私に恋を教えてください
悠真の事は実は成嶋始め、前職であるリサーチ&コンサルティング社でも惜しいとは言われたけれど、家業でもあれば正直否とは言い切れないし、悠真もいずれは戻らなければいけないことは分かってはいた。

それに求められることは、素直に有難いと思ったこともあるし、何より叔父が『そろそろいいだろう?』と笑顔で悠真に言うから。

叔父も他社から戻ってきた人材だ。
もちろんトラストに帰ってきてからは、榊原トラストにこの人物あり、と言われるほどの人物である。

父親である貴広はカリスマ。
叔父の貴志(たかし)は、音に聞こえる優秀な人材で、悠真自身も貴広による英才教育を素直に吸収できるほどの人材、となればこの会社も安泰であることは間違いのないことなのだろう。

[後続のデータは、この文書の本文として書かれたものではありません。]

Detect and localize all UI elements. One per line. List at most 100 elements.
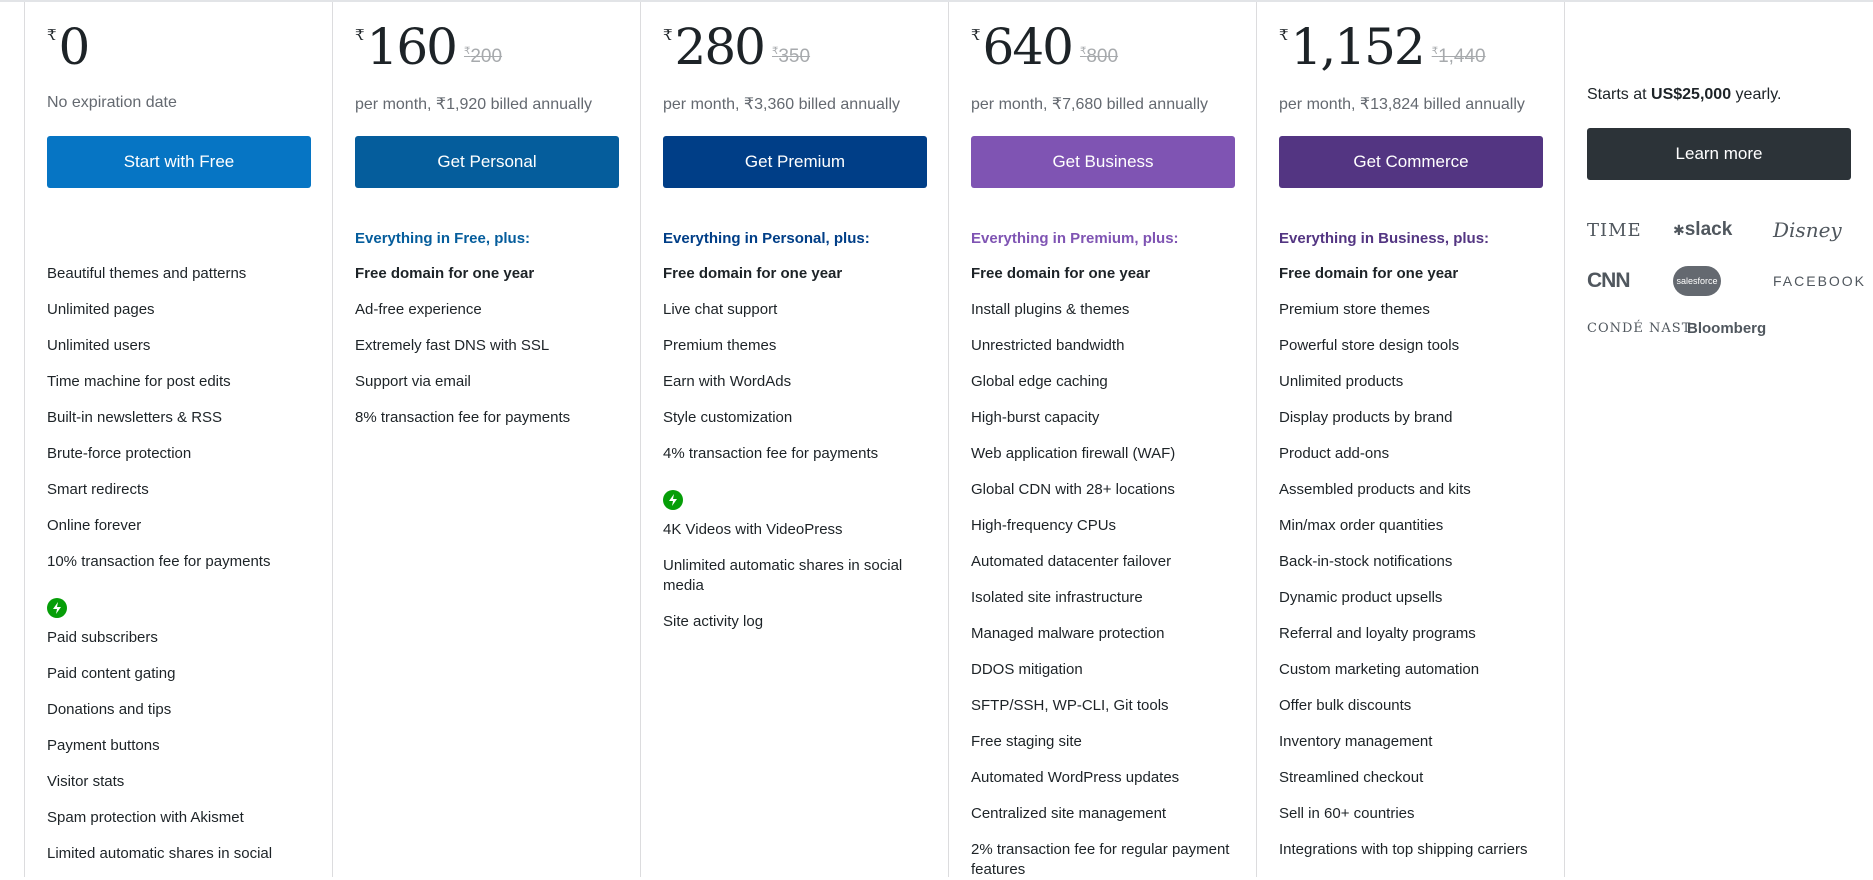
disney-logo: Disney <box>1773 218 1842 242</box>
plan-premium: ₹ 280 ₹350 per month, ₹3,360 billed annu… <box>640 2 948 877</box>
feature-item: Time machine for post edits <box>47 373 231 390</box>
feature-item: Assembled products and kits <box>1279 481 1471 498</box>
feature-item: Premium themes <box>663 337 777 354</box>
time-logo: TIME <box>1587 219 1642 241</box>
feature-item: Online forever <box>47 517 142 534</box>
feature-item: Payment buttons <box>47 737 160 754</box>
original-amount: 200 <box>470 46 503 67</box>
feature-item: Product add-ons <box>1279 445 1390 462</box>
feature-item: 4% transaction fee for payments <box>663 445 879 462</box>
feature-item: Isolated site infrastructure <box>971 589 1143 606</box>
plan-personal: ₹ 160 ₹200 per month, ₹1,920 billed annu… <box>332 2 640 877</box>
feature-item: Referral and loyalty programs <box>1279 625 1476 642</box>
feature-item: Live chat support <box>663 301 778 318</box>
price-amount: 0 <box>58 18 91 76</box>
feature-item: Powerful store design tools <box>1279 337 1460 354</box>
enterprise-price: US$25,000 <box>1651 86 1732 103</box>
feature-item: Streamlined checkout <box>1279 769 1424 786</box>
original-price: ₹1,440 <box>1432 46 1486 68</box>
feature-item: Display products by brand <box>1279 409 1453 426</box>
feature-item: SFTP/SSH, WP-CLI, Git tools <box>971 697 1169 714</box>
feature-item: Style customization <box>663 409 793 426</box>
feature-item: Integrations with top shipping carriers <box>1279 841 1528 858</box>
feature-item: Unrestricted bandwidth <box>971 337 1125 354</box>
price-period: per month, ₹1,920 billed annually <box>355 96 592 113</box>
price-row: ₹ 160 ₹200 <box>355 22 618 90</box>
feature-item: Site activity log <box>663 613 764 630</box>
feature-item: Brute-force protection <box>47 445 192 462</box>
feature-item: Free domain for one year <box>355 265 535 282</box>
price-row: ₹ 280 ₹350 <box>663 22 926 90</box>
enterprise-suffix: yearly. <box>1731 86 1782 103</box>
feature-item: Back-in-stock notifications <box>1279 553 1453 570</box>
plan-heading: Everything in Free, plus: <box>355 230 531 247</box>
feature-item: Custom marketing automation <box>1279 661 1480 678</box>
bloomberg-logo: Bloomberg <box>1687 320 1767 337</box>
feature-item: Managed malware protection <box>971 625 1165 642</box>
get-personal-button[interactable]: Get Personal <box>355 136 619 188</box>
feature-item: Sell in 60+ countries <box>1279 805 1415 822</box>
feature-item: Unlimited products <box>1279 373 1404 390</box>
feature-item: Free domain for one year <box>1279 265 1459 282</box>
facebook-logo: FACEBOOK <box>1773 273 1867 289</box>
start-free-button[interactable]: Start with Free <box>47 136 311 188</box>
feature-item: Free domain for one year <box>663 265 843 282</box>
plan-free: ₹ 0 No expiration date Start with Free B… <box>24 2 332 877</box>
learn-more-button[interactable]: Learn more <box>1587 128 1851 180</box>
original-amount: 800 <box>1086 46 1119 67</box>
price-amount: 640 <box>982 18 1074 76</box>
feature-item: Paid subscribers <box>47 629 158 646</box>
feature-list: Free domain for one year Premium store t… <box>1279 264 1542 860</box>
enterprise-price-text: Starts at US$25,000 yearly. <box>1587 86 1850 106</box>
feature-item: Earn with WordAds <box>663 373 792 390</box>
pricing-grid: ₹ 0 No expiration date Start with Free B… <box>24 2 1872 878</box>
feature-item: Free domain for one year <box>971 265 1151 282</box>
price-row: ₹ 0 <box>47 22 310 90</box>
currency-symbol: ₹ <box>663 26 673 44</box>
original-price: ₹800 <box>1080 46 1118 68</box>
feature-list: Beautiful themes and patterns Unlimited … <box>47 264 310 864</box>
get-commerce-button[interactable]: Get Commerce <box>1279 136 1543 188</box>
cnn-logo: CNN <box>1587 269 1631 292</box>
original-price: ₹350 <box>772 46 810 68</box>
feature-item: 8% transaction fee for payments <box>355 409 571 426</box>
feature-item: Unlimited pages <box>47 301 155 318</box>
slack-logo-text: slack <box>1684 219 1733 240</box>
feature-item: 2% transaction fee for regular payment f… <box>971 841 1230 878</box>
feature-item: Ad-free experience <box>355 301 482 318</box>
client-logos: TIME ✱slack Disney CNN salesforce FACEBO… <box>1587 218 1864 337</box>
get-business-button[interactable]: Get Business <box>971 136 1235 188</box>
price-amount: 280 <box>674 18 766 76</box>
currency-symbol: ₹ <box>355 26 365 44</box>
price-row: ₹ 1,152 ₹1,440 <box>1279 22 1542 90</box>
feature-item: Offer bulk discounts <box>1279 697 1412 714</box>
feature-item: Paid content gating <box>47 665 176 682</box>
plan-heading: Everything in Personal, plus: <box>663 230 870 247</box>
plan-heading <box>47 230 310 250</box>
conde-nast-logo: CONDÉ NAST <box>1587 321 1692 336</box>
feature-item: Extremely fast DNS with SSL <box>355 337 550 354</box>
feature-item: Unlimited users <box>47 337 151 354</box>
currency-symbol: ₹ <box>1279 26 1289 44</box>
salesforce-logo: salesforce <box>1673 266 1773 296</box>
original-amount: 350 <box>778 46 811 67</box>
feature-item: Install plugins & themes <box>971 301 1130 318</box>
feature-list: Free domain for one year Live chat suppo… <box>663 264 926 632</box>
price-period: No expiration date <box>47 94 177 111</box>
feature-item: Global edge caching <box>971 373 1108 390</box>
feature-item: Spam protection with Akismet <box>47 809 244 826</box>
jetpack-bolt-icon <box>663 490 683 510</box>
feature-item: Free staging site <box>971 733 1082 750</box>
feature-item: Centralized site management <box>971 805 1167 822</box>
feature-item: Automated datacenter failover <box>971 553 1172 570</box>
feature-item: Built-in newsletters & RSS <box>47 409 223 426</box>
enterprise-prefix: Starts at <box>1587 86 1652 103</box>
feature-item: Inventory management <box>1279 733 1433 750</box>
get-premium-button[interactable]: Get Premium <box>663 136 927 188</box>
price-period: per month, ₹7,680 billed annually <box>971 96 1208 113</box>
feature-item: Dynamic product upsells <box>1279 589 1443 606</box>
feature-item: Premium store themes <box>1279 301 1430 318</box>
feature-list: Free domain for one year Ad-free experie… <box>355 264 618 428</box>
currency-symbol: ₹ <box>47 26 57 44</box>
feature-item: Donations and tips <box>47 701 172 718</box>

そんな中、今行われているのはその悠真の一番上の娘である榊原柚葉(さかきばらゆずは)の就職祝いの場なのだ。

「柚葉ちゃんはお母さんのサロンのお手伝いでいいんじゃないかな?」
貴広は柚葉に向かってにっこり笑って、そう言った。

柚葉の母であるさくらは、悠真が持っているマンションの一室を利用して、サロンを開いている。

自身が悠真の奥さんとして、勉強してきたことを学べる場としてマナーや料理、様々なコーディネイトを、時には自分で、時にはプロの講師を招いて生徒に教えている。